Santa Fe was graced with a beautiful white winter and our gardens are already greener than they've been in years. But this is no excuse to slack on saving water, says David Gutzler. The University of New Mexico climatologist is among watchers who predict that as our climate continues to get hotter, rapid snow melt, increased evaporation and depleting water tables will lead to longer periods of severe drought in New Mexico.

But when it comes to how communities feel the impact, Gutzler tells SFR, "a lot of that will depend on how we choose to manage water. As droughts get more severe, it means that the rules we've set up are going to be put under stress.  How we get through those drought periods is a matter of policy as much as it is about how nature provides us with water."

It's about changing out habits and our policies before we face serious shortages, not afterwards.

That's why the city of Santa Fe has invited the community to the brainstorming table to come up with new conservation strategies for the 2020 update to its five-year water conservation plan.

The city has already convened meetings on topics such as climate change and water resiliency, residential water use and commercial water efficiency. The final public meeting is scheduled for May 11 at the Genoveva Chavez Community Center to discuss community collaborations and partnerships.

"We're trying to do something totally different," says Christine Chavez, the city's water conservation manager. "In the past we would formulate the plan first and then try to get input at that end, and it just doesn't always work. … There also weren't really any specific step-by-step goals or programs in past plans. If we really want the community to buy into the plan and participate, then it would be best to try to capture their ideas as we formulate our goals going forward."

In Santa Fe, the biggest uses of water are summer irrigation and commercial use, says Chavez. An outdoor rebate program incentivizes rain water harvesting, gray water use and efficient irrigation systems to help combat water waste. Summer water regulations and increased rates go into effect May 1, which means it's also a good time to check out the city's EyeOnWater app aimed at helping residents monitor use at home and detect leaks.

"Half the time people don't realize that they have a leak because a lot of the time you would never hear it, and if you don't pay much attention to your bill you would never know," Chavez tells SFR.

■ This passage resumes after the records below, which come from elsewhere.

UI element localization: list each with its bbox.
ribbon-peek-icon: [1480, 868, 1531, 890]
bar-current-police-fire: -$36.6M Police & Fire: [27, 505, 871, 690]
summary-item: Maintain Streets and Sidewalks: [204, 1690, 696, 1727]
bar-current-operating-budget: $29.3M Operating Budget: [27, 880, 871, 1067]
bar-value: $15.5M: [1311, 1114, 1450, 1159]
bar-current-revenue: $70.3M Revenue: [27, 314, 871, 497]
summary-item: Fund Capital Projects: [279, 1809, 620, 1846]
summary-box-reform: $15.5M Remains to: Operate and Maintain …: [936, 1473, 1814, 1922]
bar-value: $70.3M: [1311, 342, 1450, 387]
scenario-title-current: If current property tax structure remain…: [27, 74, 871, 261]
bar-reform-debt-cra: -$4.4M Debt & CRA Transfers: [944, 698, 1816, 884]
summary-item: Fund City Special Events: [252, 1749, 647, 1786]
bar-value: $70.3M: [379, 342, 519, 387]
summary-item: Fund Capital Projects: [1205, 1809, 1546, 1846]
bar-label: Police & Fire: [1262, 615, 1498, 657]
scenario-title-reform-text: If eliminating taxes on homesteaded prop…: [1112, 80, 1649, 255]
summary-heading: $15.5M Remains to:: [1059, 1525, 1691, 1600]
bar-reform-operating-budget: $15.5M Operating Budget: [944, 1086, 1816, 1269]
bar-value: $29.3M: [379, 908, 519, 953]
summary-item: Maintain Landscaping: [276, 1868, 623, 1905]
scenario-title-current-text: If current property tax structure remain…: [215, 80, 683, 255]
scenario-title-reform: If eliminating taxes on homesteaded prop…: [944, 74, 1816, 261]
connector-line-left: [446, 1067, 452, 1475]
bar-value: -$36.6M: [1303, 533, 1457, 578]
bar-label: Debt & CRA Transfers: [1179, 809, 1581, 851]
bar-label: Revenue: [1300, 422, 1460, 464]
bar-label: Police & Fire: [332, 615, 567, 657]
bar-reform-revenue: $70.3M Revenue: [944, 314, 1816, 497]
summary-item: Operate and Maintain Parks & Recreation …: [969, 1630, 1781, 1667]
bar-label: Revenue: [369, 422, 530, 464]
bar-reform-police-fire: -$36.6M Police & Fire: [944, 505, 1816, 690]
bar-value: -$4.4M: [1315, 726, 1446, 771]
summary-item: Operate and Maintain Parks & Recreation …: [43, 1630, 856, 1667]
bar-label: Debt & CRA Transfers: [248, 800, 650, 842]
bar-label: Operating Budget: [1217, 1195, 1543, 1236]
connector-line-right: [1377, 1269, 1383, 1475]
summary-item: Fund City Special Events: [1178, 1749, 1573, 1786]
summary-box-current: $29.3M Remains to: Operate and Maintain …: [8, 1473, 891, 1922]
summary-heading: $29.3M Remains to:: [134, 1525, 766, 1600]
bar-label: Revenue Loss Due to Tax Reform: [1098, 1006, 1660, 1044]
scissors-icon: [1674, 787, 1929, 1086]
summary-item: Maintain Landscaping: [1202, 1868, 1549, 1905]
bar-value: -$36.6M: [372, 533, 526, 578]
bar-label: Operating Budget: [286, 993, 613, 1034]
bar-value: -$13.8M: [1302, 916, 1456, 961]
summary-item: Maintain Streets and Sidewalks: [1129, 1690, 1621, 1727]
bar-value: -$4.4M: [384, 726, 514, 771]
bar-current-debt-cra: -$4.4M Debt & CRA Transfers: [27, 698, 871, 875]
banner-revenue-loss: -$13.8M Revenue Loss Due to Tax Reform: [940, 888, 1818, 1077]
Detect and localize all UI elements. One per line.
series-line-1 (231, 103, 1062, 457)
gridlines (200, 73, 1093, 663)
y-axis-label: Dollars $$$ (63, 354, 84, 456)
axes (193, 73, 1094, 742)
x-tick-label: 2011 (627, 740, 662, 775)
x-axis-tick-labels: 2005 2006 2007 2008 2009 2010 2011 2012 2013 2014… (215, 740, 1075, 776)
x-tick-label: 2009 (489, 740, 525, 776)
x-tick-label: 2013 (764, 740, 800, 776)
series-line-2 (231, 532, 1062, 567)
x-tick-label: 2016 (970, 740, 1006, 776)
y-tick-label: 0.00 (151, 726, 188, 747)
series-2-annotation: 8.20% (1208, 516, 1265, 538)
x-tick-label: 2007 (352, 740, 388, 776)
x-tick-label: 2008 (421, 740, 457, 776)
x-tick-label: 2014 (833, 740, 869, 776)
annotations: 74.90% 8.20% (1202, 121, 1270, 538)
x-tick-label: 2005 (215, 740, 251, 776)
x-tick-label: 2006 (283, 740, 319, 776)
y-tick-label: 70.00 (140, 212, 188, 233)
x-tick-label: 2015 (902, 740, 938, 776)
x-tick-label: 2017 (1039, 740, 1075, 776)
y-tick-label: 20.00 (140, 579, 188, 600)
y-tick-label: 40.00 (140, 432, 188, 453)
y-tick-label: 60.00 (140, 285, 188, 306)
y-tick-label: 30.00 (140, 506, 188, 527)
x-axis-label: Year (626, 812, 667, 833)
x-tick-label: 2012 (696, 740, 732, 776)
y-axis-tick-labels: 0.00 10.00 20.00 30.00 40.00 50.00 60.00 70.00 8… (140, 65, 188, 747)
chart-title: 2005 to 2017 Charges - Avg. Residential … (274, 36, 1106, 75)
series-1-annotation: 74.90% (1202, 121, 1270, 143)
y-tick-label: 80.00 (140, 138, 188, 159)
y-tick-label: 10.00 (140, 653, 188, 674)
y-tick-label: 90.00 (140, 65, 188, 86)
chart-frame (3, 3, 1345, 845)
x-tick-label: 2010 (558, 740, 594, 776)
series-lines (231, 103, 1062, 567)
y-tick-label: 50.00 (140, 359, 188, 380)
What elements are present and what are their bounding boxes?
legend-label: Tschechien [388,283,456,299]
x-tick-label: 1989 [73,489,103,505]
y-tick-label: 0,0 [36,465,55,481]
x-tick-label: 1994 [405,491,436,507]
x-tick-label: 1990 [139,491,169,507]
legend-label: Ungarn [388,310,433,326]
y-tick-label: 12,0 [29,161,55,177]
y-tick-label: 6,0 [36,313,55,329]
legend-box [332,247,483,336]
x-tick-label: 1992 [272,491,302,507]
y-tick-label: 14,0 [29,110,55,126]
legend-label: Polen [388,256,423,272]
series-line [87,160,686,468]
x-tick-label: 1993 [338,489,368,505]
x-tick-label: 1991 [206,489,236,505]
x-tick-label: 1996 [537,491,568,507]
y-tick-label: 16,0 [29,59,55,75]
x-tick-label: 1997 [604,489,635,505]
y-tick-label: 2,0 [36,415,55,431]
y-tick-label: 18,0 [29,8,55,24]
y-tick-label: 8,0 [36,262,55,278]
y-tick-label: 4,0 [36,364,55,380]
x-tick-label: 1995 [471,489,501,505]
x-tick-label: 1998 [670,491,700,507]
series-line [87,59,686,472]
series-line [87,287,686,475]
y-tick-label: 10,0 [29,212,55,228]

In November, the city partnered with the Green Chamber of Commerce on a pilot program to help restaurants in commercial centers measure individual water use with new monitoring technologies. Future pilots could include hotels, assisted living facilities and medical centers.

Residents Weigh In

Santa Fe has cut back water use by nearly half from 168 gallons per capita per day in 1995 to 90 gpcd by 2017, despite population growth. In 2018, water use rose slightly to 95.5 gpcd. Chavez says we can and need to do better. She says some of the most creative new ideas have come from residents. Here are some of the best:

  • Participants said shaming people who waste water (a tactic SFR has employed in the past) is less effective than rewarding people’s efforts. Thus, the idea of annual water-saving contests between residents, neighborhood associations, commercial users or schools.
  • “It’s crazy that we use fresh drinking water to flush our toilets,” says Chavez. Alternatives include transitioning to composting toilets; plumbing captured rainwater back to the tank; and setting up sink-to-toilet plumbing.
  • Initiate a startup accelerator project focusing on water conservation.
  • Require new residential developments to limit runoff and include gray water harvesting and rain-capture systems.
  • Call for more conservation education in schools; one idea includes teaching kids two-minute shower songs to encourage short shower habits, as currently done in South Africa.

What you can do at home:

Get inspired to save more water at home with some of these tips from other Santa Fe residents:

  • In the bathroom: According to the EPA, the standard faucet uses 2.2 gallons of water per minute, and the standard shower head uses at least 5 gpm. Install faucet aerators that can reduce flow to 1.5 gpm and low-flow shower heads that use 2.5 gpm or less. Collect shower water in a bucket to flush the toilet or water outdoors. Use the classic brick-in-the-toilet-tank trick to use less water per flush. Take shorter showers and turn off the tap while you wash your face, shave or brush your teeth.
  • In the kitchen: With a full load, the dishwasher uses less water than hand washing. Use a tub to collect rinse water for the garden.
  • In the garden: Don’t buy plants at big-box stores, which rarely sell drought-resistant garden plants—instead, buy native varieties at a local nursery. Use rain barrels to capture water from those summer storms and consider the city’s rebate program to set up gray water harvesting. Put a timer on your drip irrigation, water by hand and install a hose-end water meter.

Summer Water Restrictions

Water use restrictions start May 1 and are in effect until Oct. 31 for city water customers. If you don't follow the rules, you could get fined up to $200 for each violation, so here's are some highlights (and if you spot a violator, call the water conservation hotline at 955-4222):

  • Outside watering is prohibited between 10 am and 6 pm.
  • Only water three days a week.
  • Make sure you’ve got a permit for new irrigation systems and major renovations. You’ll also need a permit to use a power washer.
  • Don’t let water run off your property.
  • Wash your car no more often than once a month, with a hose that has a nozzle that automatically shuts off when not in use. Commercial car washes recycle their water, by the way, so maybe spring for a pro job.